* So you made some anti-war comments, touched Dick Cheney, got arrested, claimed your First Amendment rights were violated, and your case made it all the way to SCOTUS. Greatest accomplishment? Not getting shot by Cheney. [Huffington Post]
* Whoa, whoa, whoa. You mean to tell me that Wachtell’s name partner, Martin Lipton, the man who created the “poison pill,” supports staggered boards? Consider my mind blown. [DealBook / New York Times]
* M&A maven Dennis Block and real estate rock star Jeffrey Feil each donated $1M to their alma mater, Brooklyn Law School. See, you don’t need to go to a T14 school to make bank. [National Law Journal]

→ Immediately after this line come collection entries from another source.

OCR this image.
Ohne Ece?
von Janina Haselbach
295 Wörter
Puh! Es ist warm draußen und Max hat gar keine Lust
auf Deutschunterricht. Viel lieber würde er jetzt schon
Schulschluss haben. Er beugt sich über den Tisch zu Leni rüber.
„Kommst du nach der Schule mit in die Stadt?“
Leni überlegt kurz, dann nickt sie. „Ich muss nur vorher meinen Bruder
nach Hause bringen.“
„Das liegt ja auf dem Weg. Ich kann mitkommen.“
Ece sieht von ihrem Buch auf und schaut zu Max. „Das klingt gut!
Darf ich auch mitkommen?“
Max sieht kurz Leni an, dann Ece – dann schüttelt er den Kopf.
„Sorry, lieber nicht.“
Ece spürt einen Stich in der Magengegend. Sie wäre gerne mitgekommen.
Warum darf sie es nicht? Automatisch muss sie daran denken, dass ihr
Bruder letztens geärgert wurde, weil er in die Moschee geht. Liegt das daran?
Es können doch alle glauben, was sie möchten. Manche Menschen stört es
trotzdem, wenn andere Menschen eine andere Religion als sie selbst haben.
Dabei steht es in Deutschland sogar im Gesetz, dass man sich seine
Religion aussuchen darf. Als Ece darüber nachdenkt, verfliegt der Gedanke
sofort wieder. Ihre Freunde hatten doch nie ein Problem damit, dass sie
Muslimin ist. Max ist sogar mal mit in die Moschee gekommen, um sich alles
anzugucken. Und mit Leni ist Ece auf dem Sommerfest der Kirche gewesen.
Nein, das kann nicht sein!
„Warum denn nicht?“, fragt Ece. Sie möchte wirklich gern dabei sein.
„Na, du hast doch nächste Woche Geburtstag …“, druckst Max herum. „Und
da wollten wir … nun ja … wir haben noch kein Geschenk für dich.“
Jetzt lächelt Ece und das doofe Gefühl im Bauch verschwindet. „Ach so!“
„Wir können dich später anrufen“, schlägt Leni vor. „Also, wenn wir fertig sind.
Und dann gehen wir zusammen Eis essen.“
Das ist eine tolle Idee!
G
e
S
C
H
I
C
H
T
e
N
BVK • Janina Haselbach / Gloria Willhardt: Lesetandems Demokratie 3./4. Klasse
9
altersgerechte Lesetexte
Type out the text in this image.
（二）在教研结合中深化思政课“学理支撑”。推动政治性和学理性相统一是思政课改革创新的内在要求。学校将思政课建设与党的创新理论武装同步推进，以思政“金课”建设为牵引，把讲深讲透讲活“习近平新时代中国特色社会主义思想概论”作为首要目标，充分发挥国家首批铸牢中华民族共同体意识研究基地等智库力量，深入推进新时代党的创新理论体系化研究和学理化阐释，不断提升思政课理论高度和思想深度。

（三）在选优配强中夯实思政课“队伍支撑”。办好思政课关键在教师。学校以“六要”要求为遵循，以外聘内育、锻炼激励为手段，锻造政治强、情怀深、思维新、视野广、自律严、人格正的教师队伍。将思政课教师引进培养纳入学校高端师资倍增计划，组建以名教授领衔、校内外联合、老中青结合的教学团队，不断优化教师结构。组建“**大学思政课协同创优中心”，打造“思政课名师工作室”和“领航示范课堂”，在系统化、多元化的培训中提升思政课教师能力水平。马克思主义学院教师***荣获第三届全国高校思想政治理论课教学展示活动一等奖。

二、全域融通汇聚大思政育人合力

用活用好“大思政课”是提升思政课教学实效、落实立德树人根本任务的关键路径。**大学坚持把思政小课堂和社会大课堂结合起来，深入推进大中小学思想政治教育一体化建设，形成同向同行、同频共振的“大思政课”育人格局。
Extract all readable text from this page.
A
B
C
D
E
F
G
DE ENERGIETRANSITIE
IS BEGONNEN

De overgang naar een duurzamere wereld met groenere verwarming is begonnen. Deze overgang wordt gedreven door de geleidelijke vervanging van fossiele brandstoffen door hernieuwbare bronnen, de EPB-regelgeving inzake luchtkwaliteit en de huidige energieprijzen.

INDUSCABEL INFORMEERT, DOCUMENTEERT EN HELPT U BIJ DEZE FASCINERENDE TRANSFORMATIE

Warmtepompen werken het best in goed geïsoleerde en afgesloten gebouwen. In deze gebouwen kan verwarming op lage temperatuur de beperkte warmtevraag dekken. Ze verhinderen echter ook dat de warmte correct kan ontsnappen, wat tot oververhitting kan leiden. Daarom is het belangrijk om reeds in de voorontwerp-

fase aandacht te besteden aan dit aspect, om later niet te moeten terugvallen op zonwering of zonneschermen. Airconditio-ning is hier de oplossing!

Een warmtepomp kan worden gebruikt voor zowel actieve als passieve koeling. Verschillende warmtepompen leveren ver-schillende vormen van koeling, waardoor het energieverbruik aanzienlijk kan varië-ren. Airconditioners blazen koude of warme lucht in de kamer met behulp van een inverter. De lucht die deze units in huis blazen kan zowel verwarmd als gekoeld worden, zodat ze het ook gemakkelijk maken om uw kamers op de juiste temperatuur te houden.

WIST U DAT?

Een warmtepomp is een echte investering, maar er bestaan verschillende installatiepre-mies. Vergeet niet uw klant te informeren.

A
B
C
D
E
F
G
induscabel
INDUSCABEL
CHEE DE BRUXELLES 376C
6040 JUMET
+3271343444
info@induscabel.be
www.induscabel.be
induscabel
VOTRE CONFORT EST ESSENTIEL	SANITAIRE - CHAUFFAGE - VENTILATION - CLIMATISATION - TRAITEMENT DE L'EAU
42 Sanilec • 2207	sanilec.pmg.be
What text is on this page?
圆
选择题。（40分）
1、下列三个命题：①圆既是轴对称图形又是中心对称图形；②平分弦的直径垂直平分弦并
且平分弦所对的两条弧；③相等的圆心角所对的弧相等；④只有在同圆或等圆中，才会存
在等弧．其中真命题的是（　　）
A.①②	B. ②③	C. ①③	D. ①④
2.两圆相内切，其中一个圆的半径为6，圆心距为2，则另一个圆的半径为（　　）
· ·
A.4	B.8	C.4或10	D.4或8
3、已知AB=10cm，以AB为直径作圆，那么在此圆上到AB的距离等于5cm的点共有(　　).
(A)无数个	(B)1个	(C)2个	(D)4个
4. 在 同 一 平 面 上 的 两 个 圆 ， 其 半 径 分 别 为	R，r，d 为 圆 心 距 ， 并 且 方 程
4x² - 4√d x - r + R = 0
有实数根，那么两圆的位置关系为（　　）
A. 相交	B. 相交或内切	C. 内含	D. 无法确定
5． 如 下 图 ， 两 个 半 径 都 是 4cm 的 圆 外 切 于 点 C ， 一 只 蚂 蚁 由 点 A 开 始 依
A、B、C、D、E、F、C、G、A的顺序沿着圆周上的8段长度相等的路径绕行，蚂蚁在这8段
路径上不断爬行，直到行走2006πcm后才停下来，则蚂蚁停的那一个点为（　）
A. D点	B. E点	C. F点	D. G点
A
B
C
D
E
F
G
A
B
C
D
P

* Protip: not even Dov Charney’s world-renowned creepiness can save you from an arbitration agreement. A former employee’s $260M sex slave suit has been tossed out of court. [New York Daily News]
* Yahoo! continues to try to save its fading empire… by filing a patent lawsuit against Facebook. [Dealbook / New York Times]
* Dispatch from SXSW: employing homeless people as Wi-Fi hotspots. I see no problems here. [New York Times]
* Dick Cheney has canceled a trip to Toronto. Because Canada is “too dangerous.” It’s actually kind of reassuring that the former Vice President, who drunkenly shot his friend in the face with a shotgun, is just as much of a wuss as the liberals he has mocked for the last 12-odd years. [National Post]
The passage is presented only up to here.